Temelde Coates (1983:18–21) kipleri ikiye ayırır: bilgisel ve bilgisel olmayan (non-epistemic). Bilgisel kipler önerme ile ilgilidir. ‘Bilgisel kiplik önermenin doğruluğunu ileri süren konuşucu kaynaklarını anlatır’ (Coates, 1983:20). Bilgisel olmayan kipler ise olaylar ya da gerçeklerle ilgilidir. Coates bilgisel olmayan bu kiplere kök kiplik (root modality) adını verir.

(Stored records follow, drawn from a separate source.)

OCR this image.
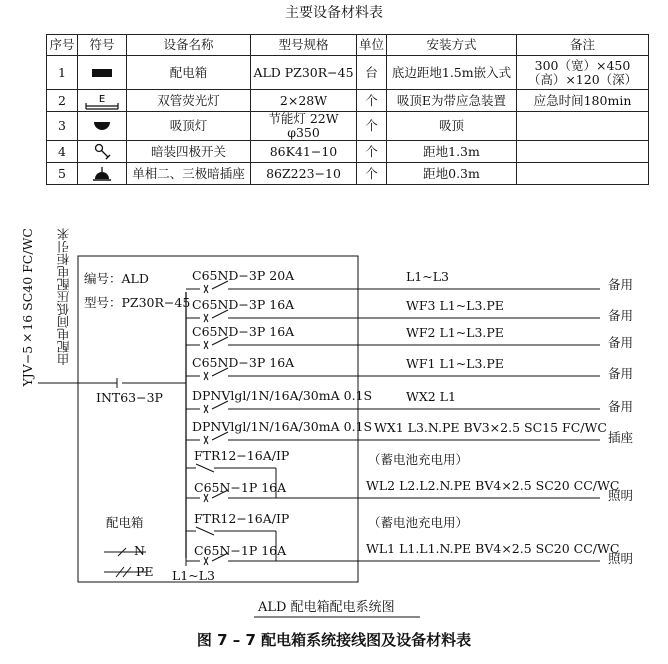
主要设备材料表
序号	符号	设备名称	型号规格	单位	安装方式	备注
1		配电箱	ALD PZ30R−45	台	底边距地1.5m嵌入式	300（宽）×450
（高）×120（深）

2	E	双管荧光灯	2×28W	个	吸顶E为带应急装置	应急时间180min
3		吸顶灯	节能灯 22W φ350	个	吸顶	
4		暗装四极开关	86K41−10	个	距地1.3m	
5		单相二、三极暗插座	86Z223−10	个	距地0.3m	
YJV−5×16 SC40 FC/WC 由配电间低压配电柜引来 编号：ALD
型号：PZ30R−45
INT63−3P
配电箱
N
PE L1~L3
C65ND−3P 20A	L1~L3
备用
C65ND−3P 16A	WF3 L1~L3.PE
备用
C65ND−3P 16A	WF2 L1~L3.PE
备用
C65ND−3P 16A	WF1 L1~L3.PE
备用
DPNVlgl/1N/16A/30mA 0.1S	WX2 L1
备用
DPNVlgl/1N/16A/30mA 0.1S WX1 L3.N.PE BV3×2.5 SC15 FC/WC
插座
FTR12−16A/IP
C65N−1P 16A
（蓄电池充电用）
WL2 L2.L2.N.PE BV4×2.5 SC20 CC/WC
照明
FTR12−16A/IP
C65N−1P 16A
（蓄电池充电用）
WL1 L1.L1.N.PE BV4×2.5 SC20 CC/WC
照明
ALD 配电箱配电系统图
图 7 – 7 配电箱系统接线图及设备材料表
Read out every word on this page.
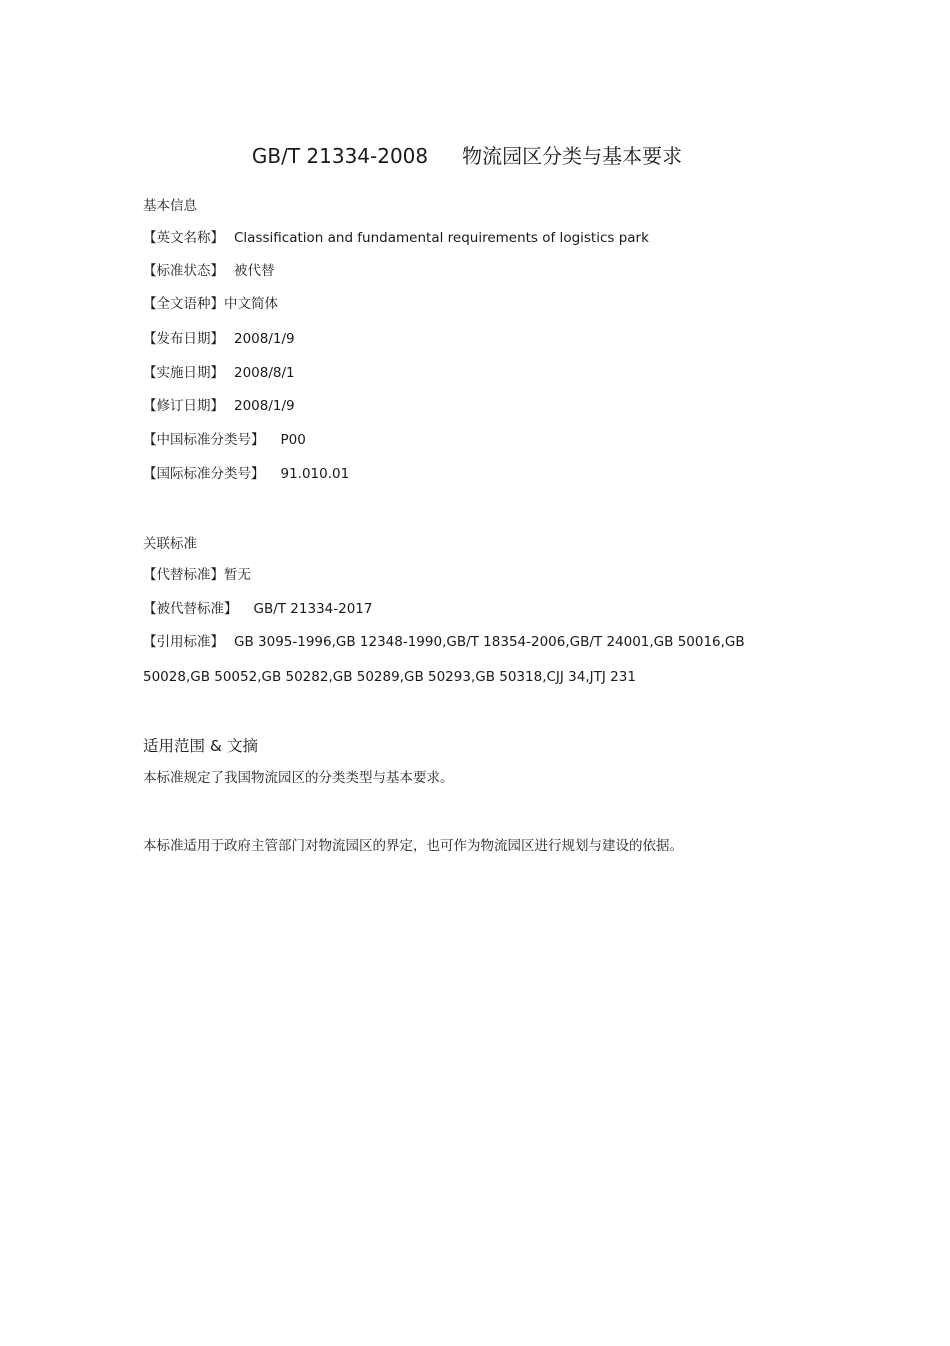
GB/T 21334-2008 物流园区分类与基本要求
基本信息
【英文名称】 Classification and fundamental requirements of logistics park
【标准状态】 被代替
【全文语种】中文简体
【发布日期】 2008/1/9
【实施日期】 2008/8/1
【修订日期】 2008/1/9
【中国标准分类号】 P00
【国际标准分类号】 91.010.01
关联标准
【代替标准】暂无
【被代替标准】 GB/T 21334-2017
【引用标准】 GB 3095-1996,GB 12348-1990,GB/T 18354-2006,GB/T 24001,GB 50016,GB
50028,GB 50052,GB 50282,GB 50289,GB 50293,GB 50318,CJJ 34,JTJ 231
适用范围 & 文摘
本标准规定了我国物流园区的分类类型与基本要求。
本标准适用于政府主管部门对物流园区的界定，也可作为物流园区进行规划与建设的依据。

Kök kipliği terimini sınıflandırmanın çok zor olduğuna değinir.

Şekil 5.

Coates’in kiplik ayırımı Kiplik

Bilgisel kiplik Kök kiplik

Coates yaptığı bütünce çalışmasının verilerine bakarak kök-bilgisel ayırımının ayrık olduğunu savunur. Bunun temel göstergelerini şöyle sıralar:

(i) belirsiz durumların varlığı (iki anlamın birbiriyle ilişkili/ilişkisiz olması),

(ii) (ii) farklı sözdizimsel ve anlambilimsel özelliklerde bu iki ulamın birlikte gerçekleşmesi (olumsuzluk, görünüş, vs. gibi) ve

(iii) (iii) farklı açımlamalar yapma olasılığı.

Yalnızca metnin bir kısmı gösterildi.